Although myself and several others in Yellowstone Peoples have attained advanced degrees in Native American Studies, we agree that the most authentic and sophisticated way to learn about Indigenous people and their ways of life is to master the oral traditions that are tied so closely to the landscape. These oral traditions embody ideals of multiculturalism, ceremonialism, and ecological sustainability. Colonial powers sought to disintegrate and ethnically cleanse tribal nations from lands that we now call public, and in many ways they succeeded: most visitors to places like Yellowstone and Grand Teton or National Forests all over the country have no idea of our history there—or our present connection.  

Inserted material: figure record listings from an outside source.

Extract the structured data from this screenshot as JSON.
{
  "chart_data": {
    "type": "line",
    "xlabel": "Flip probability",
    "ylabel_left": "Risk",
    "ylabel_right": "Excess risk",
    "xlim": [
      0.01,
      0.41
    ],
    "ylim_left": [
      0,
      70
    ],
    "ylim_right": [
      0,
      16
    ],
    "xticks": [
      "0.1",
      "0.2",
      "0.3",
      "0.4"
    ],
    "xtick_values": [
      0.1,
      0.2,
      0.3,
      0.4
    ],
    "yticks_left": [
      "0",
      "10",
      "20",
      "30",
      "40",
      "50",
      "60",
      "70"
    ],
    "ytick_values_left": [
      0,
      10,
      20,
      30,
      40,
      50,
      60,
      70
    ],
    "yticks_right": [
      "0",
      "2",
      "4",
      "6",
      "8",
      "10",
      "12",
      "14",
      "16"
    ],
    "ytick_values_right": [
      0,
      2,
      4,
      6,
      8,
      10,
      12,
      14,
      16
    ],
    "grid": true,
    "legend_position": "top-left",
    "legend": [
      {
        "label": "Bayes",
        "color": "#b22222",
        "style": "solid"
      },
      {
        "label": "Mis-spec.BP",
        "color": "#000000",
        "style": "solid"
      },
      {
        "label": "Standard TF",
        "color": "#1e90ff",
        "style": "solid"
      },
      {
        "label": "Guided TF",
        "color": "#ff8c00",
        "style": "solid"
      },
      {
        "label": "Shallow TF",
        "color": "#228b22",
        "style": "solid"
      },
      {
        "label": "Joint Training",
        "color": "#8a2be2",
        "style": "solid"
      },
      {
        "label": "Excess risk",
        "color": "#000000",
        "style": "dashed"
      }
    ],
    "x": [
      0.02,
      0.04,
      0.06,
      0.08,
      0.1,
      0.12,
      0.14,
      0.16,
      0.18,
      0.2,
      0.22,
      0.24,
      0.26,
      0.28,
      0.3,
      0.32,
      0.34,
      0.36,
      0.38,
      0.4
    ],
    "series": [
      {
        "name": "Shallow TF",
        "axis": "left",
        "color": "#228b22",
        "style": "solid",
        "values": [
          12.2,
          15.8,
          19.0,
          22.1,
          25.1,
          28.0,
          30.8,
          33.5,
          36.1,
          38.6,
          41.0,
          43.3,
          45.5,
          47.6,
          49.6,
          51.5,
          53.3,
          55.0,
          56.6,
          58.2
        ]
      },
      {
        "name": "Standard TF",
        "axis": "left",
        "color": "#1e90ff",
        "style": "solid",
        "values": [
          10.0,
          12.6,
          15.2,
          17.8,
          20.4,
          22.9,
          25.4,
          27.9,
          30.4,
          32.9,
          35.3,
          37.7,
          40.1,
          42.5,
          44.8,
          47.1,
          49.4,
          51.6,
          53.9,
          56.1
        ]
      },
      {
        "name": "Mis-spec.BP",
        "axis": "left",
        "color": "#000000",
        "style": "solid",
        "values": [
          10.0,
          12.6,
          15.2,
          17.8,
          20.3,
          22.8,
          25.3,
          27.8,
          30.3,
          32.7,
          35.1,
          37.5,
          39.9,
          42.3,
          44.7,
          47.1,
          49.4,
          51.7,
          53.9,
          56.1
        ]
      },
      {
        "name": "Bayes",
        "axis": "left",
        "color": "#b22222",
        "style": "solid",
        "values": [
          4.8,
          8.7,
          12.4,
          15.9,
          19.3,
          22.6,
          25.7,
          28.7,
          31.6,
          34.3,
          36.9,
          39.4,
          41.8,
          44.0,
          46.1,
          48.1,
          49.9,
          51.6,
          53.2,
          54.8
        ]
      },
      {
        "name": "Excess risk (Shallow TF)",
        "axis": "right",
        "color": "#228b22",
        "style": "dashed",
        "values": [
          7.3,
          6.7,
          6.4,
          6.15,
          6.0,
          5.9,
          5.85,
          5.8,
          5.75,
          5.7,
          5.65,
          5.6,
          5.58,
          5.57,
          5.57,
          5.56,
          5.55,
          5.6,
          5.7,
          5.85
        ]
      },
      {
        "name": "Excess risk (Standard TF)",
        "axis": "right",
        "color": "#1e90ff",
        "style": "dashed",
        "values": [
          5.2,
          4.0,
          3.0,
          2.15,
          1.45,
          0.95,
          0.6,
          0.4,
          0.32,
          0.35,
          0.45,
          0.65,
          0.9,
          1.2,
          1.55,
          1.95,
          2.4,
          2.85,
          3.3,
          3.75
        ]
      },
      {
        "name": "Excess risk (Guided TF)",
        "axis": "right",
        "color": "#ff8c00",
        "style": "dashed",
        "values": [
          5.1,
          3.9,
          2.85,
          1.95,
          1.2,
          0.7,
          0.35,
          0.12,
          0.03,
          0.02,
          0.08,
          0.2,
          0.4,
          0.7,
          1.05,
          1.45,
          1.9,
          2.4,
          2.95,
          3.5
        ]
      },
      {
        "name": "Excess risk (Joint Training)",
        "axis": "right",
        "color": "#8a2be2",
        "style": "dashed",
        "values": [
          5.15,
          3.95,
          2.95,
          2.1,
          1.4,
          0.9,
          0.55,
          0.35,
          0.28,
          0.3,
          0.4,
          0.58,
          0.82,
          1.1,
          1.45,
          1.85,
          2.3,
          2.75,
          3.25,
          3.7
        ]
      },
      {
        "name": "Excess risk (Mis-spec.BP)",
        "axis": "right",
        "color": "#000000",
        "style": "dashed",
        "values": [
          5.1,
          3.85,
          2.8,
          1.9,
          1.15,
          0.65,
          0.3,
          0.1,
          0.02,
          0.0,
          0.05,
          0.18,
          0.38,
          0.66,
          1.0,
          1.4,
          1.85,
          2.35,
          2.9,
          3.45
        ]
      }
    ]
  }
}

Now the time has come to honor and celebrate Indigenous people around the globe and learn from the connection they have had to land long before White settlers arrived. Contemporary Native people are not seeking to return to the old days and old ways; they are moving forward guided by traditional values and a flair for the modern world. Now is the time for Indigenous people to come together in places like Yellowstone—and public land all over the nation—so that we can teach ourselves and the world about what it means to be Native and resilient in the 21st Century. 

Dr. Shane Doyle (Apsáalooke) is the director of Yellowstone Peoples. Doyle is also an independent contractor who acts as a cultural consultant, public lands advocate, tribal liaison and professional scholar and researcher throughout Montana and across the nation.